Besides the EDF, the other instruments of foreign aid that do come under the budget, and which represent the largest part of foreign aid - the Development Cooperation Instrument (DCI), the European Neighbourhood and Partnership Instrument (ENPI), and ten thematic programmes that provide regional and country-based approaches to development- received a total budget with €1.9bn lower than that proposed by the commission, but will still amount to a 3.4% rise based on previous spending levels of €58.7bn.
The DCI covers three components: programmes supporting cooperation with 47 developing countries in Latin America, Asia and Central Asia, the Gulf region (Iran, Iraq and Yemen) and South Africa, as well as programmes of accompanying measures for the 18 African, Caribbean and Pacific(ACP) Sugar Protocol countries, in order to help them adjust following the reform of the EU sugar regime. For the period 2007-2013,  €16.9 billion were allocated to the DCI.
The European Neighbourhood and Partnership Instrument (ENPI) supports the European Neighbourhood Policy (ENP), and addresses mostly the Eastern European and Mediterranean countries. The ENPI had a financial envelope of €11.2 billion for the period 2007-2013.
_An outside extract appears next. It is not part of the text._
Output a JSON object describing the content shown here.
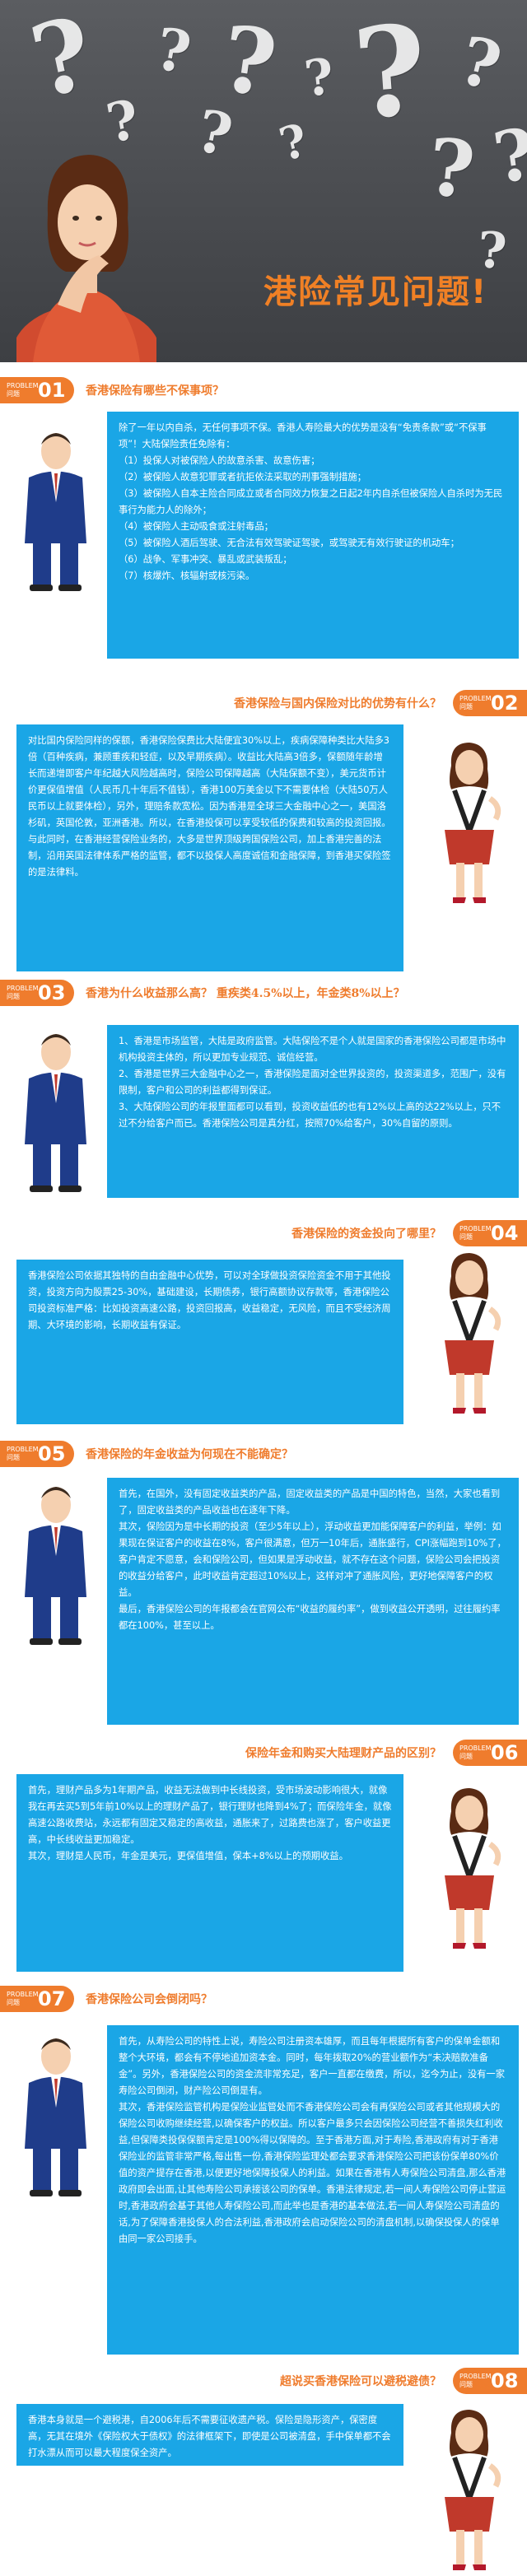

Even if no aid cuts took place compared to previous years, NGOs see the Union’s deal as disappointing, and lacking ambition prospects for the MDGs goals.  "It's unacceptable for them to wriggle out of their promise to give 0.7% of national income by 2015 to the poorest because there is an economic crisis,"Natalia Alonso, head of Oxfam's EU office said.
Last year, developing countries of the ACP group have expressed their concerns that prospects aid cuts in EU foreign aid funding would lead to the impossibility of reaching the millennium development goal for halving the number of people living in absolute poverty by 2015.

In the explanation of its budget, the Council of the EU explained that the role of External aid is to “ strengthen EU’s cooperation with partners, support the objectives of promoting EU values abroad, projecting EU policies in support of addressing major global challenges, increasing the impact of EU development cooperation, investing in the long-term prosperity and stability of the EU's Neighbourhood, supporting the process of EU enlargement, enhancing European solidarity following natural or man-made disasters, improving crisis prevention and resolution and combating climate change’.